If the fourth wall is "broken" the audience is directly acknowledged - the spell broken. Once broken, the fourth wall is hard to reconstruct and the audience may not be happy. Think of Jean Valjean in Les Miserables, in the middle of the first act, turning to the audience, breaking character and screaming, “Get off your phone, I’m acting here!”

The Fourth Wall of Customer Service is similar. On the front lines of the business, you are the problem solver to your customers - you are their "hero." If you are a customer service pro, clients look to you as their rescuer. There is pressure to maintain the "fourth wall."

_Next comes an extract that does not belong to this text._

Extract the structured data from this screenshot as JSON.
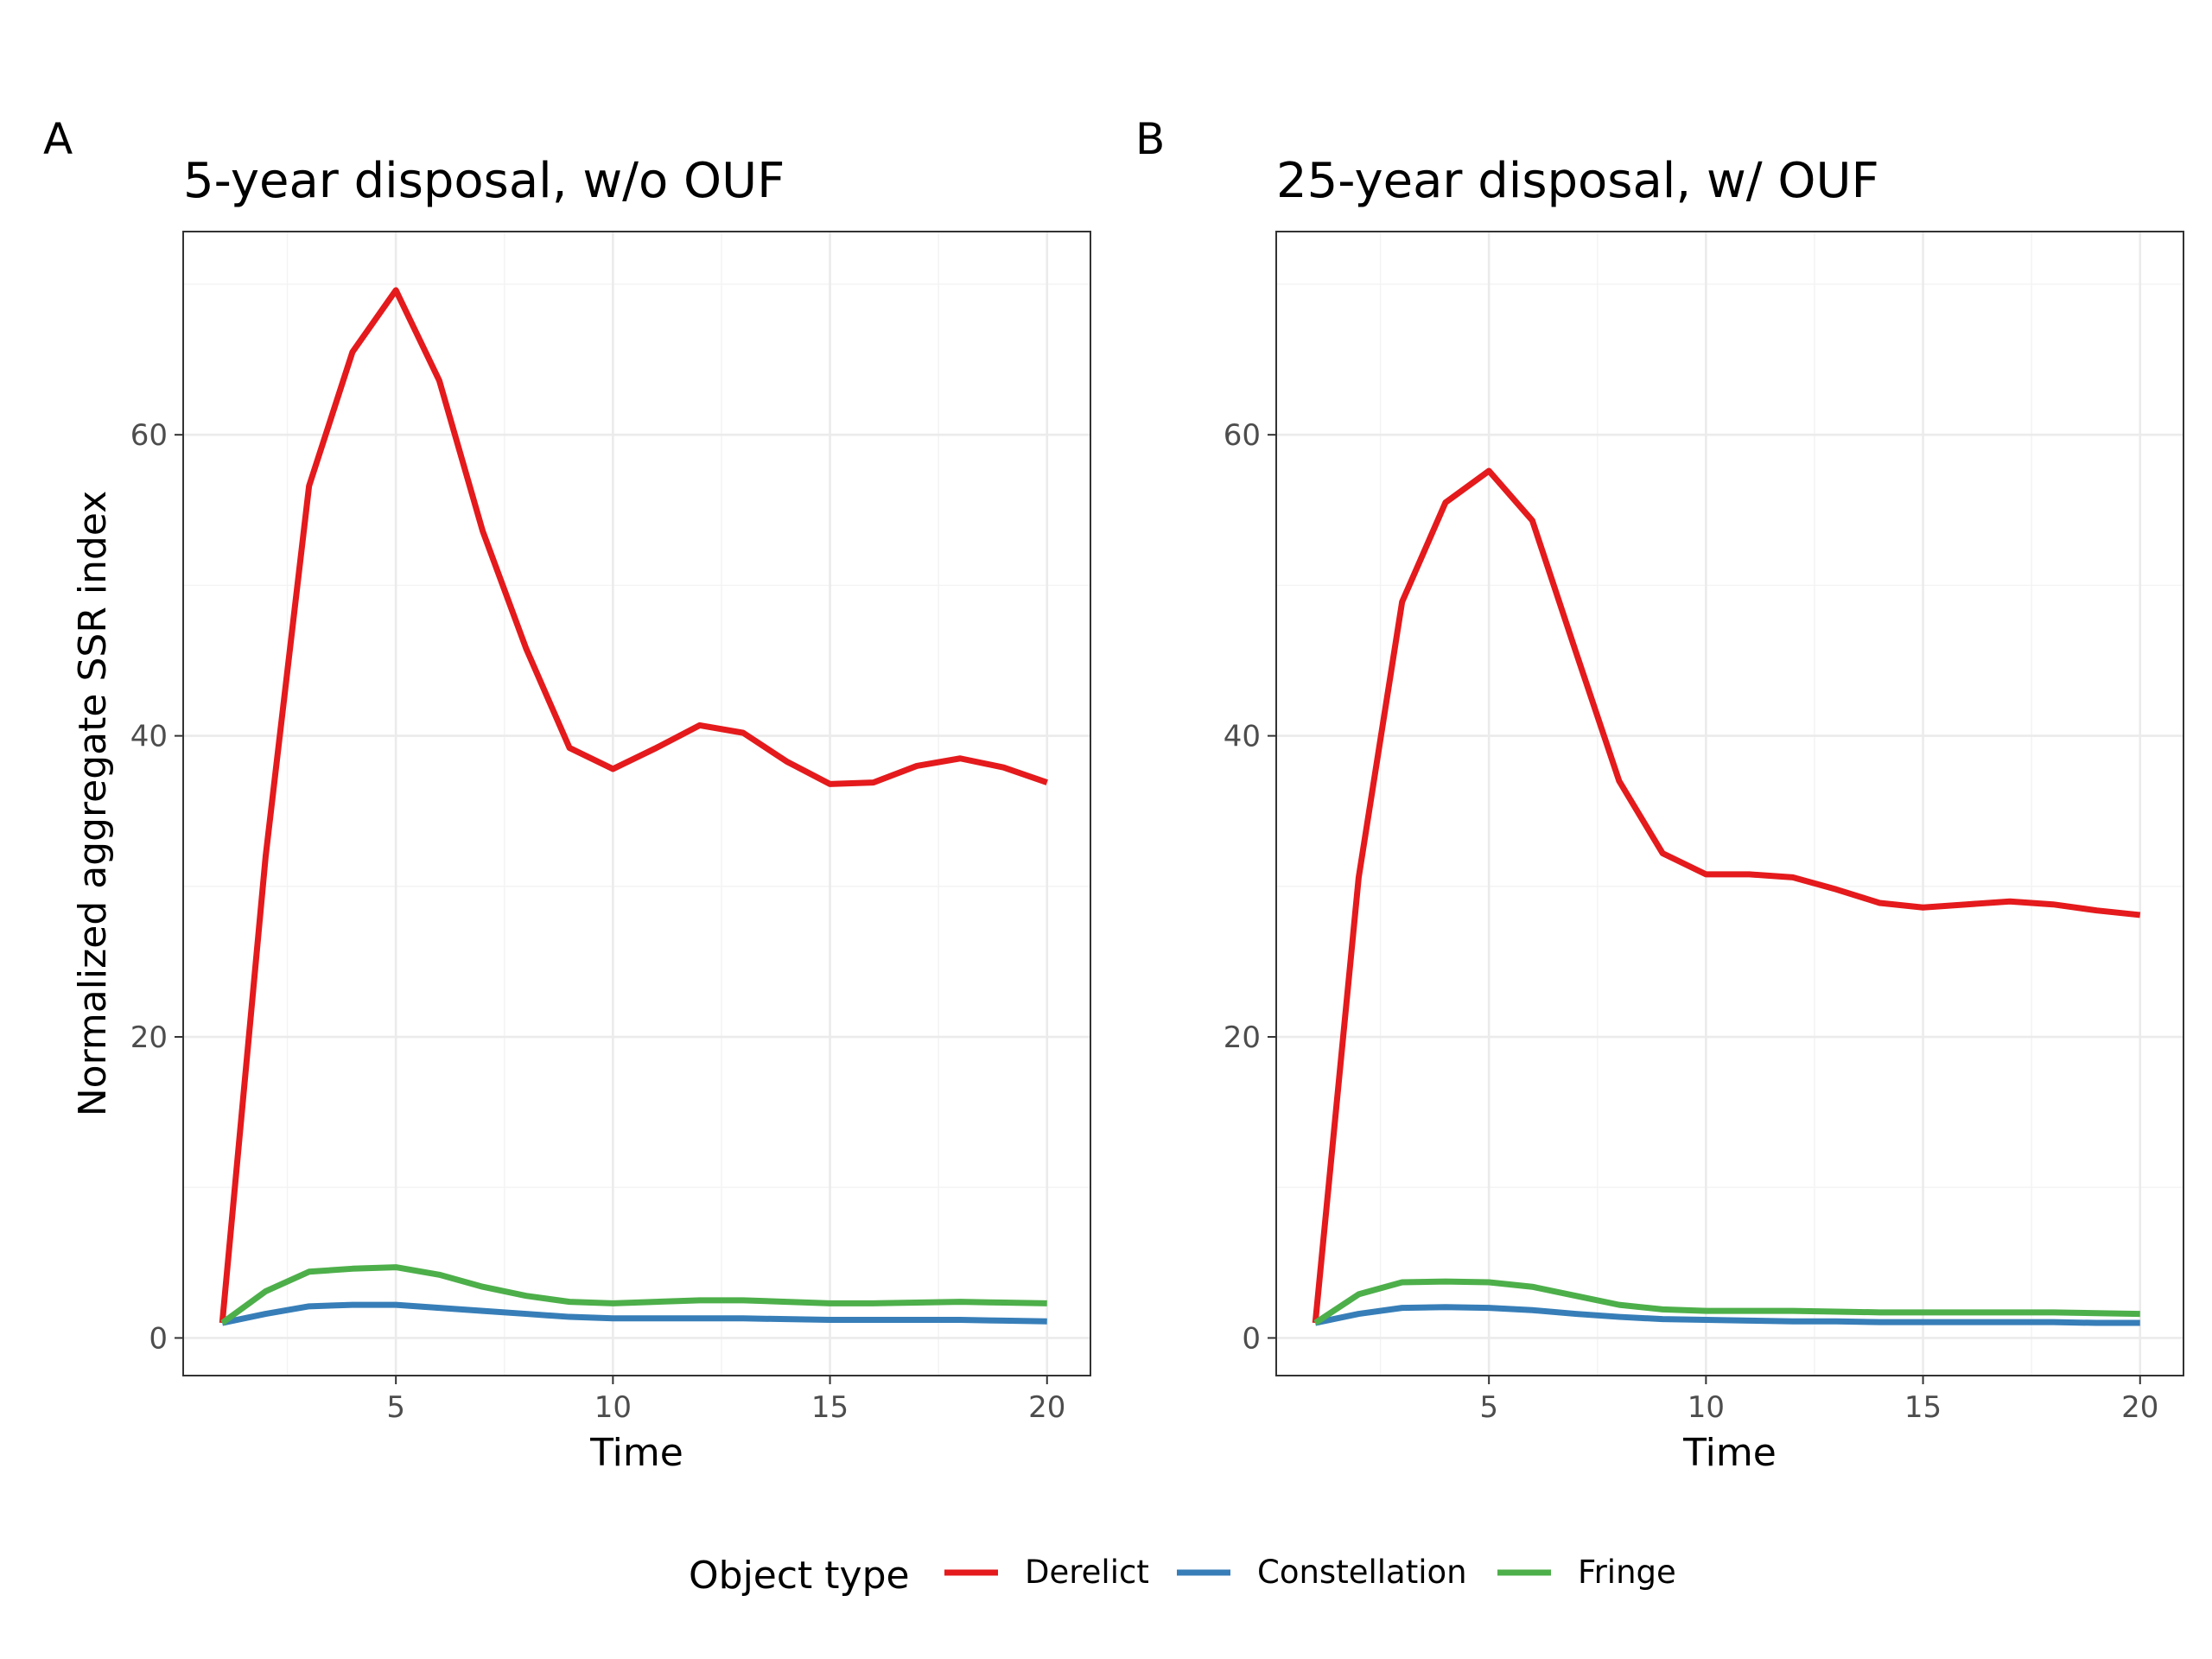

Customer service providers break the ‘fourth wall’ when they put internal company issues in front of the customer. When customers see you complaining, shifting blame, or citing internal company problems the spell is broken. Customers don’t need to, or certainly don’t want to, peek behind the curtain. They prefer that you just do the magic like it was nothing at all. They want to be lost in the world where you will easily fix their issues to their satisfaction – they don’t want to see the director arguing with the actors or the sets falling apart.

Business relationships are frequently dissolved for "too much information from what’s going on in the background.” In my career, I have seen customer service people lie, place blame and externalize, accuse, threaten and complain about coworkers and their company. They lost my loyalty and my relationship changed to one of mutual distrust. Why? Because if they would do it to them, they will do it to me. They broke the veil of the fourth wall – the magic is gone. Customer care is a Broadway play, performed by a psychiatrist. Read your audience, know your lines, and be what the audience expects – every time.